Sports flicks have been around for ages. Some you love, others are okay, and some you wish you never saw. So which topped the list as the ten worst? After close analysis and personal input, here are the top ten worst sports movies of all time.
10. Little Big League, 1994
Directed By Andrew Scheinman
After the owner of the Minnesota Twins dies the franchise is passed down to his twelve year old son, Billy. That seems like a good idea. Billy then deems himself manager- another great idea – and ironically the team gets hot. The story is about Billy teaching his players the meaning of the game- very inspirational and realistic, not cliché or cheesy at all.
9. Angels in the End Zone, 1997
Directed By Gary Nadeau
After seeing Christopher Lloyd in angel wings on the baseball diamond, I really don’t need to see him again on the football field, especially if it’s in the same storyline- a kid sees an angel helping him play a sport, the team beings to win, and the kid tries to get his teammates to believe in the help from above. Yada, yada, yada. We’ve all seen this before.
8. Ed, 1996
Directed By Bill Couturie
Finally a cheesy sports movie with an animal that isn’t the star of the film. I can’t give it too much credit, though, and just accept that it’s normal for a monkey to play third base in the minor leagues, it still isn’t that great of a flick.
7. Wimbledon, 2004
Directed By Richard Loncraine
Tennis doesn’t get a lot of recognition in the sports world and this movie might be to blame. Filled with some of the worst tennis ever played, this film mocks the competitive drive players need in the sport along with its prestige. At least Kirsten Dunst proved one thing: Not everyone is cut out to be a professional tennis player.
6. Rookie of the Year, 1993
Directed By Daniel Stern
After slipping on a baseball during little league practice young teenager, Henry Rowengartner, miraculously gains the strength to throw for the Chicago Cubs in the major league. Like that could ever happen! Although who knows, maybe the cubs should use this movie as inspiration and look for a teenage pitcher. Anyone they would find would probably be better than who they have now. If not, they could just ask Gary Busey to pitch for them; he was an ace in the film.
Directed By Allen Arkush
Being that the original was successful with its “stupid-funny” humor, the producers probably thought – “why not make another?” However, this idea failed, and the sequel made the series go from “stupid-funny” to just pure stupid. Set up with an actual plot, a rich businessman buys the country club and turns it into an amusement park golf club complete with the gopher that can now talk. Too bad original cast members Bill Murray and Rodney Dangerfield weren’t in this sequel- then it could have been funny.
4. Air Bud, 1997
Directed By Charles Martin Smith
“Ain’t no rules that say a dog can’t play basketball.” Really? Because I’m pretty sure his inability to dribble, pass, or shoot should qualify as rules to not let a dog play. If that doesn’t do it, then dress him up in a jersey and sneakers and see if he will run to the court and want to play.

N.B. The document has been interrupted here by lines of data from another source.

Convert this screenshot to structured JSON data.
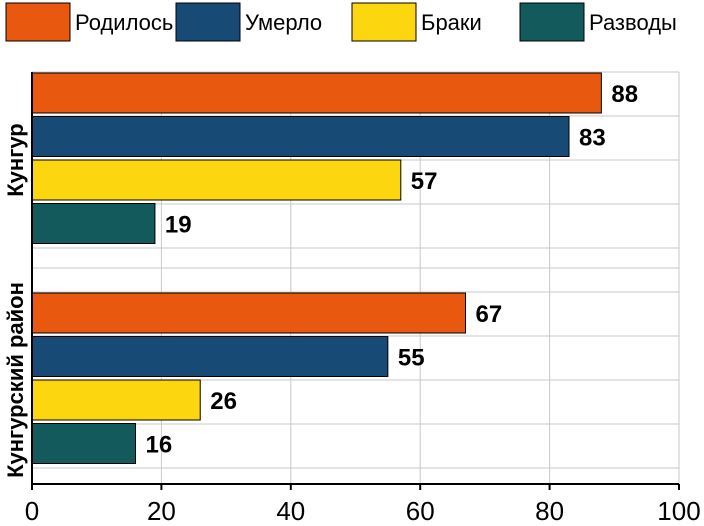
{
  "chart_data": {
    "type": "bar",
    "orientation": "horizontal",
    "categories": [
      "Кунгур",
      "Кунгурский район"
    ],
    "series": [
      {
        "name": "Родилось",
        "color": "#E8590F",
        "values": [
          88,
          67
        ]
      },
      {
        "name": "Умерло",
        "color": "#174A74",
        "values": [
          83,
          55
        ]
      },
      {
        "name": "Браки",
        "color": "#FCD710",
        "values": [
          57,
          26
        ]
      },
      {
        "name": "Разводы",
        "color": "#135A5C",
        "values": [
          19,
          16
        ]
      }
    ],
    "xlim": [
      0,
      100
    ],
    "xticks": [
      "0",
      "20",
      "40",
      "60",
      "80",
      "100"
    ],
    "grid": true,
    "legend_position": "top"
  }
}
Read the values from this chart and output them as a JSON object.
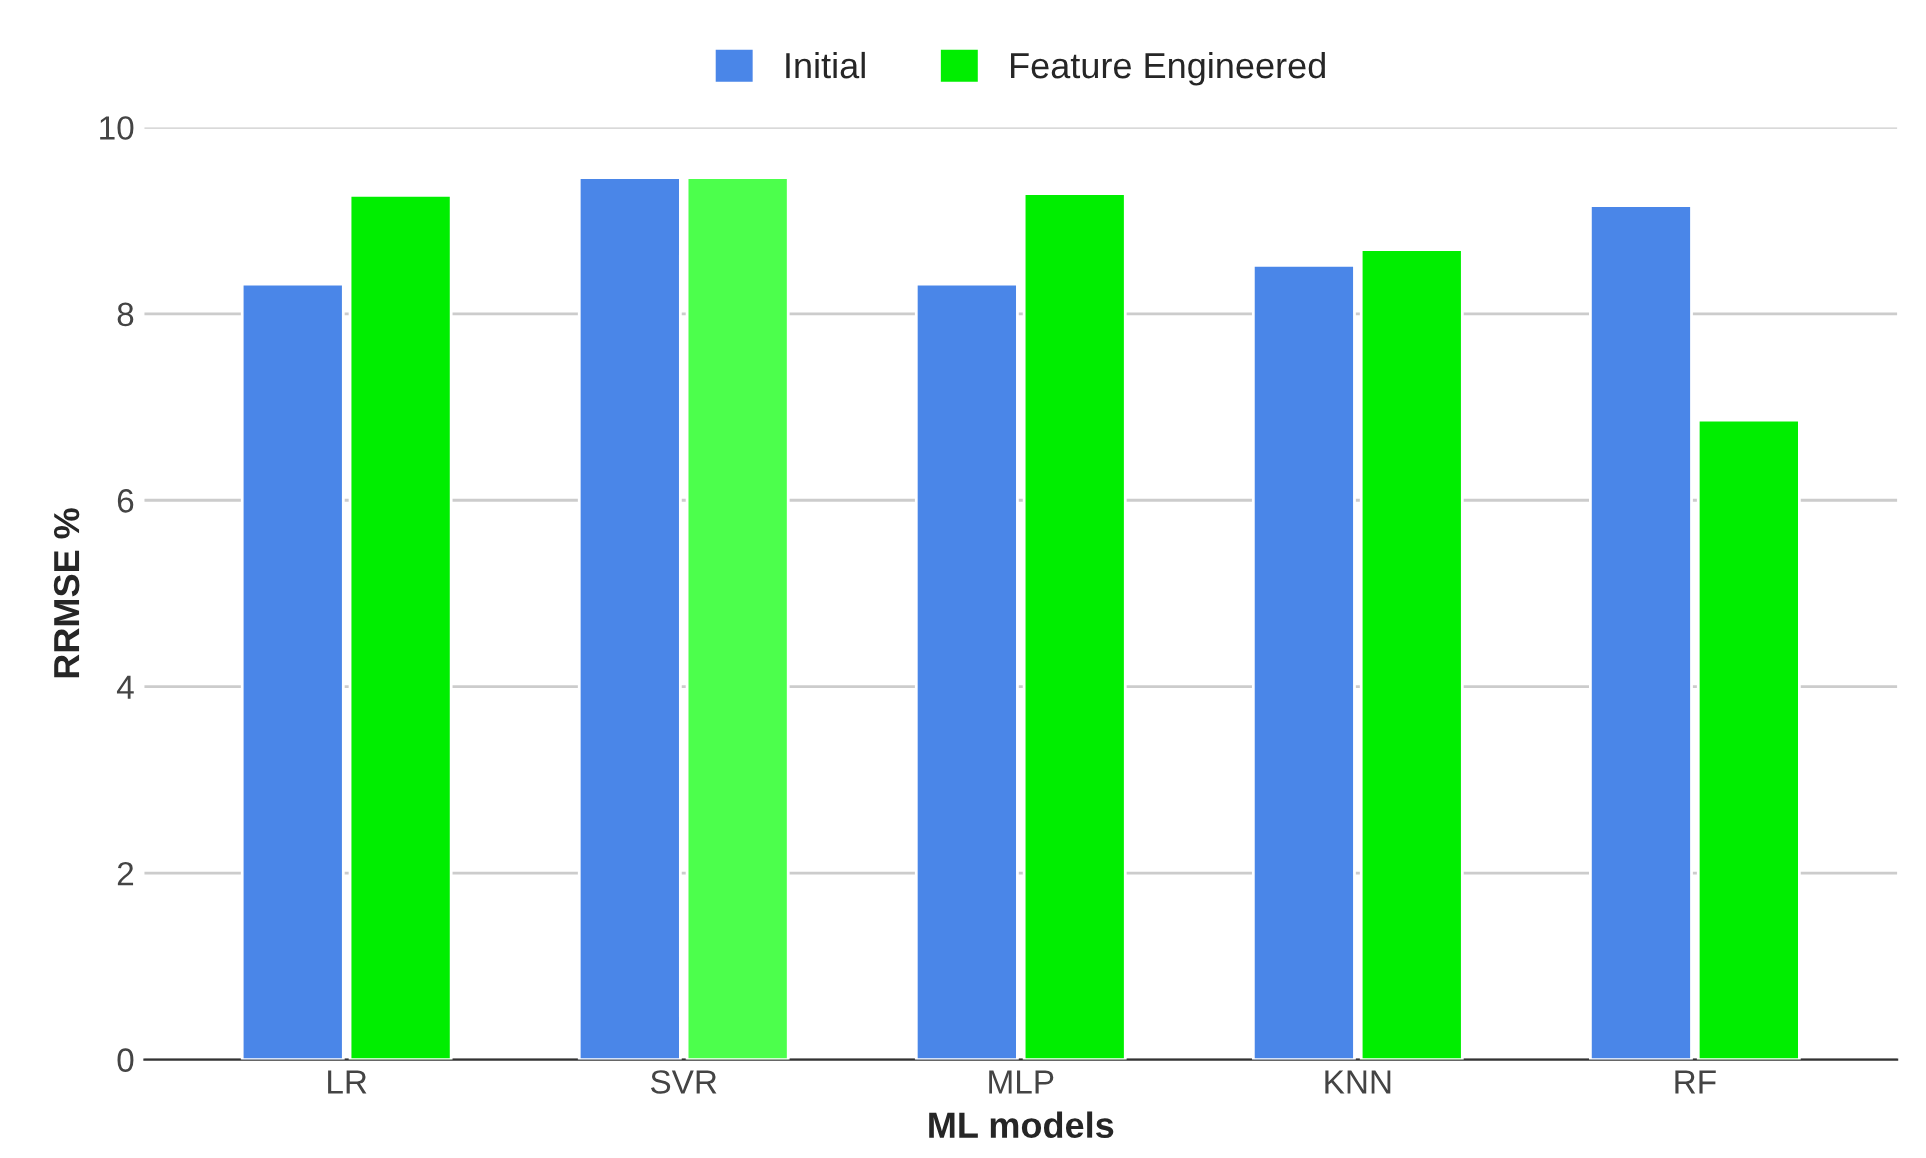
{
  "chart_data": {
    "type": "bar",
    "xlabel": "ML models",
    "ylabel": "RRMSE %",
    "categories": [
      "LR",
      "SVR",
      "MLP",
      "KNN",
      "RF"
    ],
    "series": [
      {
        "name": "Initial",
        "color": "#4a86e8",
        "values": [
          8.32,
          9.46,
          8.32,
          8.52,
          9.16
        ]
      },
      {
        "name": "Feature Engineered",
        "color": "#00ee00",
        "colors": [
          "#00ee00",
          "#4cff4c",
          "#00ee00",
          "#00ee00",
          "#00ee00"
        ],
        "values": [
          9.27,
          9.46,
          9.29,
          8.69,
          6.86
        ]
      }
    ],
    "ylim": [
      0,
      10
    ],
    "yticks": [
      0,
      2,
      4,
      6,
      8,
      10
    ],
    "grid": "y",
    "legend": "top"
  }
}
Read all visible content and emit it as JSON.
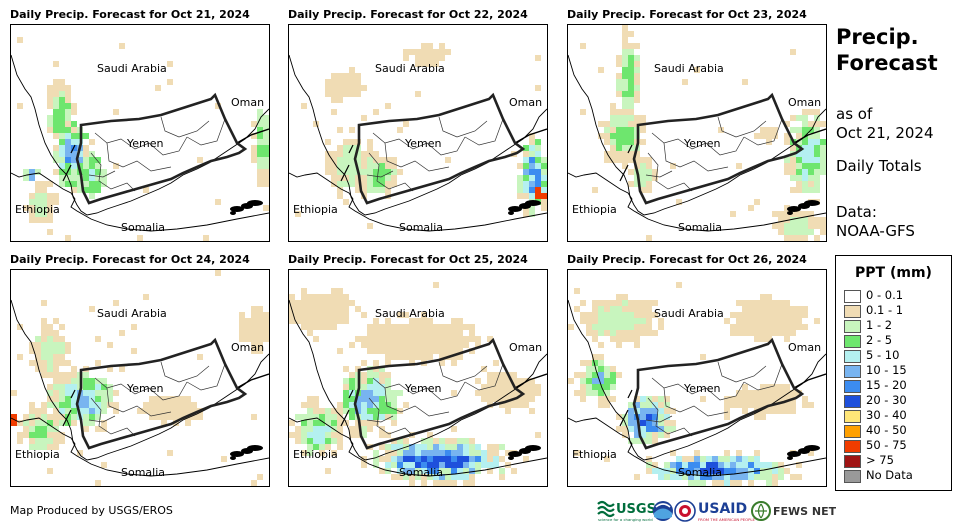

This storyline about a young boy whose only companion is a basketball-playing K-9, while appears cute on paper, transforms into stupidity on the big screen. As if the original wasn’t bad enough, through multiple sequels you find out that buddy can also play baseball, volleyball, and football, and his pups can play soccer too. Who knew there was so much talent in that little ball of fur?
3. Rocky Balboa, 2006
Directed By Sylvester Stallone
You know this film can’t possibly be good when it debuts over 15 years from the original classic and Rocky fans refuse to associate it with the rest of the series. How can a (what seems like) 60 year old boxer get back in the ring and be expected to keep up and compete with the best in the world? The Italian Stallion should have just stayed in retirement.
2. Like Mike, 2002
Directed By John Schultz
The Ultimate “Rags-to-Riches” melodrama complete with a young ball player who can’t get street credit, magical shoes that transform him into a professional, and more fake athleticism – this sounds like the perfect combination to completely disgrace the MJ name.
1. MVP, 2000
Directed By Robert Vince
Don’t get confused by the title, this film doesn’t have a single valuable player, or actor for that matter, but don’t dismiss the movie just yet. It does have a “valuable” primate – if there is such thing. Whoever thought putting a chimp in skates was a good idea was sadly mistaken.
Other top competitors that didn’t make the list include:
- Rebound
- The Replacements
- Juwanna Mann
- Summer Catch
- She’s the Man
- The Fan
So what exactly can be taken away from this list? Let’s see, don’t make movies about little kids playing in the professional sports world, don’t put animals as main characters trying to be athletes, and forget about making sequels.